$\int_{\mathbb{R}^n} f \, d\lambda=0$ if and only if $f(x)=0$ almost everywhere

Question

let's say $f: \mathbb{R}^n \to [0,+\infty]$ is a positive measurable function. I want to prove that $\int_{\mathbb{R^{n}}} f \, d\lambda=0$ if and only if $f(x)=0$ almost everywhere.

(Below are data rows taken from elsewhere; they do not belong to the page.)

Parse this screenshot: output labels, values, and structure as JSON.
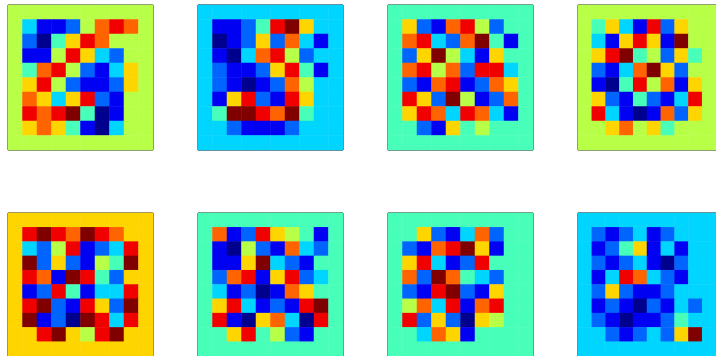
{
  "chart_data": [
    {
      "type": "heatmap",
      "tick_labels": false,
      "cells": [
        [
          5,
          5,
          5,
          5,
          5,
          5,
          5,
          5,
          5,
          5
        ],
        [
          5,
          3,
          1,
          1,
          2,
          5,
          7,
          8,
          7,
          5
        ],
        [
          5,
          2,
          0,
          4,
          6,
          8,
          7,
          5,
          5,
          5
        ],
        [
          5,
          1,
          1,
          5,
          8,
          6,
          3,
          2,
          5,
          5
        ],
        [
          5,
          4,
          7,
          8,
          5,
          2,
          1,
          3,
          6,
          5
        ],
        [
          5,
          6,
          8,
          5,
          2,
          1,
          1,
          2,
          6,
          5
        ],
        [
          5,
          7,
          6,
          3,
          6,
          8,
          2,
          1,
          5,
          5
        ],
        [
          5,
          8,
          7,
          8,
          9,
          4,
          0,
          1,
          5,
          5
        ],
        [
          5,
          6,
          7,
          6,
          4,
          1,
          0,
          3,
          5,
          5
        ],
        [
          5,
          5,
          5,
          5,
          5,
          5,
          5,
          5,
          5,
          5
        ]
      ]
    },
    {
      "type": "heatmap",
      "tick_labels": false,
      "cells": [
        [
          3,
          3,
          3,
          3,
          3,
          3,
          3,
          3,
          3,
          3
        ],
        [
          3,
          1,
          1,
          2,
          4,
          8,
          9,
          6,
          3,
          3
        ],
        [
          3,
          0,
          1,
          2,
          6,
          2,
          7,
          3,
          1,
          3
        ],
        [
          3,
          1,
          0,
          3,
          7,
          8,
          5,
          2,
          3,
          3
        ],
        [
          3,
          2,
          1,
          1,
          2,
          6,
          8,
          4,
          1,
          3
        ],
        [
          3,
          2,
          1,
          0,
          1,
          2,
          7,
          5,
          3,
          3
        ],
        [
          3,
          1,
          6,
          8,
          2,
          1,
          8,
          6,
          3,
          3
        ],
        [
          3,
          4,
          9,
          9,
          8,
          7,
          9,
          4,
          3,
          3
        ],
        [
          3,
          3,
          2,
          1,
          1,
          1,
          2,
          3,
          3,
          3
        ],
        [
          3,
          3,
          3,
          3,
          3,
          3,
          3,
          3,
          3,
          3
        ]
      ]
    },
    {
      "type": "heatmap",
      "tick_labels": false,
      "cells": [
        [
          4,
          4,
          4,
          4,
          4,
          4,
          4,
          4,
          4,
          4
        ],
        [
          4,
          6,
          2,
          1,
          7,
          8,
          5,
          2,
          4,
          4
        ],
        [
          4,
          7,
          8,
          3,
          2,
          7,
          9,
          4,
          1,
          4
        ],
        [
          4,
          2,
          6,
          9,
          5,
          3,
          1,
          6,
          4,
          4
        ],
        [
          4,
          7,
          8,
          5,
          7,
          2,
          8,
          8,
          3,
          4
        ],
        [
          4,
          2,
          1,
          7,
          8,
          1,
          2,
          7,
          6,
          4
        ],
        [
          4,
          8,
          6,
          2,
          9,
          5,
          1,
          2,
          7,
          4
        ],
        [
          4,
          6,
          8,
          7,
          3,
          8,
          7,
          3,
          1,
          4
        ],
        [
          4,
          4,
          2,
          1,
          6,
          4,
          5,
          4,
          4,
          4
        ],
        [
          4,
          4,
          4,
          4,
          4,
          4,
          4,
          4,
          4,
          4
        ]
      ]
    },
    {
      "type": "heatmap",
      "tick_labels": false,
      "cells": [
        [
          5,
          5,
          5,
          5,
          5,
          5,
          5,
          5,
          5,
          5
        ],
        [
          5,
          4,
          6,
          3,
          1,
          8,
          2,
          6,
          5,
          5
        ],
        [
          5,
          3,
          1,
          6,
          8,
          6,
          1,
          9,
          5,
          5
        ],
        [
          5,
          6,
          8,
          9,
          4,
          5,
          2,
          6,
          4,
          5
        ],
        [
          5,
          2,
          1,
          3,
          7,
          9,
          6,
          2,
          5,
          5
        ],
        [
          5,
          1,
          0,
          4,
          8,
          5,
          7,
          1,
          6,
          5
        ],
        [
          5,
          6,
          2,
          1,
          4,
          2,
          1,
          3,
          8,
          5
        ],
        [
          5,
          8,
          3,
          1,
          0,
          1,
          7,
          2,
          6,
          5
        ],
        [
          5,
          5,
          6,
          7,
          5,
          6,
          4,
          5,
          5,
          5
        ],
        [
          5,
          5,
          5,
          5,
          5,
          5,
          5,
          5,
          5,
          5
        ]
      ]
    },
    {
      "type": "heatmap",
      "tick_labels": false,
      "cells": [
        [
          6,
          6,
          6,
          6,
          6,
          6,
          6,
          6,
          6,
          6
        ],
        [
          6,
          8,
          9,
          8,
          7,
          9,
          8,
          7,
          6,
          6
        ],
        [
          6,
          3,
          2,
          5,
          8,
          1,
          2,
          3,
          8,
          6
        ],
        [
          6,
          9,
          2,
          6,
          2,
          1,
          5,
          4,
          9,
          6
        ],
        [
          6,
          8,
          7,
          1,
          9,
          8,
          4,
          2,
          6,
          6
        ],
        [
          6,
          1,
          2,
          8,
          4,
          1,
          3,
          3,
          8,
          6
        ],
        [
          6,
          8,
          9,
          2,
          1,
          8,
          6,
          2,
          9,
          6
        ],
        [
          6,
          9,
          1,
          2,
          0,
          9,
          8,
          3,
          8,
          6
        ],
        [
          6,
          6,
          8,
          9,
          6,
          5,
          8,
          9,
          6,
          6
        ],
        [
          6,
          6,
          6,
          6,
          6,
          6,
          6,
          6,
          6,
          6
        ]
      ]
    },
    {
      "type": "heatmap",
      "tick_labels": false,
      "cells": [
        [
          4,
          4,
          4,
          4,
          4,
          4,
          4,
          4,
          4,
          4
        ],
        [
          4,
          7,
          1,
          2,
          8,
          6,
          5,
          4,
          1,
          4
        ],
        [
          4,
          1,
          0,
          5,
          2,
          1,
          7,
          3,
          2,
          4
        ],
        [
          4,
          1,
          1,
          6,
          9,
          3,
          2,
          1,
          4,
          4
        ],
        [
          4,
          2,
          7,
          8,
          1,
          6,
          8,
          2,
          3,
          4
        ],
        [
          4,
          3,
          1,
          2,
          0,
          1,
          7,
          6,
          4,
          4
        ],
        [
          4,
          6,
          8,
          3,
          1,
          2,
          1,
          8,
          9,
          4
        ],
        [
          4,
          8,
          1,
          0,
          6,
          7,
          3,
          0,
          8,
          4
        ],
        [
          4,
          4,
          6,
          8,
          4,
          5,
          2,
          1,
          4,
          4
        ],
        [
          4,
          4,
          4,
          4,
          4,
          4,
          4,
          4,
          4,
          4
        ]
      ]
    },
    {
      "type": "heatmap",
      "tick_labels": false,
      "cells": [
        [
          4,
          4,
          4,
          4,
          4,
          4,
          4,
          4,
          4,
          4
        ],
        [
          4,
          4,
          6,
          2,
          1,
          3,
          7,
          2,
          4,
          4
        ],
        [
          4,
          2,
          1,
          7,
          8,
          9,
          6,
          1,
          4,
          4
        ],
        [
          4,
          6,
          8,
          3,
          1,
          2,
          8,
          4,
          4,
          4
        ],
        [
          4,
          7,
          2,
          9,
          7,
          4,
          3,
          2,
          4,
          4
        ],
        [
          4,
          2,
          1,
          8,
          9,
          2,
          1,
          6,
          4,
          4
        ],
        [
          4,
          5,
          7,
          3,
          8,
          1,
          7,
          8,
          4,
          4
        ],
        [
          4,
          8,
          2,
          6,
          2,
          0,
          6,
          5,
          4,
          4
        ],
        [
          4,
          4,
          3,
          7,
          6,
          1,
          4,
          4,
          4,
          4
        ],
        [
          4,
          4,
          4,
          4,
          4,
          4,
          4,
          4,
          4,
          4
        ]
      ]
    },
    {
      "type": "heatmap",
      "tick_labels": false,
      "cells": [
        [
          3,
          3,
          3,
          3,
          3,
          3,
          3,
          3,
          3,
          3
        ],
        [
          3,
          2,
          1,
          2,
          3,
          1,
          2,
          3,
          3,
          3
        ],
        [
          3,
          1,
          2,
          4,
          6,
          1,
          3,
          1,
          3,
          3
        ],
        [
          3,
          2,
          1,
          2,
          3,
          1,
          0,
          2,
          3,
          3
        ],
        [
          3,
          1,
          3,
          8,
          7,
          3,
          2,
          1,
          3,
          3
        ],
        [
          3,
          2,
          6,
          2,
          1,
          1,
          2,
          3,
          3,
          3
        ],
        [
          3,
          1,
          2,
          1,
          0,
          2,
          1,
          3,
          2,
          3
        ],
        [
          3,
          2,
          1,
          0,
          1,
          1,
          2,
          4,
          3,
          3
        ],
        [
          3,
          3,
          2,
          1,
          2,
          3,
          2,
          6,
          9,
          3
        ],
        [
          3,
          3,
          3,
          3,
          3,
          3,
          3,
          3,
          3,
          3
        ]
      ]
    }
  ]
}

Let's say $f(x)=0$ almost everywhere. Name $g$ the zero function. Now it follows that $g$ and $f$ are almost everywhere the same. This means that the intergal of $f$ equals the integral of $g$ (which exists because we know that the integral of the zero function existst). This means that $\int_{\mathbb{R}^n} f \, d\lambda=\int_{\mathbb{R}^n} g \, d\lambda=0$

Now the other side. Let's say $\int_{\mathbb{R}^n} f \, d\lambda=0$ . I know I need to do something with $f$ is positive because when it's not this implication wouldn't work. I just don't know how to start with this side. How do you start to prove this or what are thet tools?

Answer 1

Hint: suppose that $\lambda(\{x\mid f(x)>0\})>0$. Then argue that there exists $n$ so that $\lambda(\{x\mid f(x)>0)>1/n\})>0$. Now recall that the Lebesgue integral of $f$ is the supremum of the integral of all simple functions less than $f$. Can you find a simple function less than $f$ with positive integral to get a contradiction?

Answer 2

$$ \{ x : f(x)>0 \} = \{x: f(x)\ge 1\} \cup \bigcup_{n=1}^\infty \left\{x:\tfrac 1 {n+1} \le f(x) < \tfrac 1 n \right\} $$ If the set on the left has positive measure then one of the terms in this union has positive measure, and that measure times the corresponding lower bound on values of $f(x)$ in that set gives you a positive lower bound on the integral.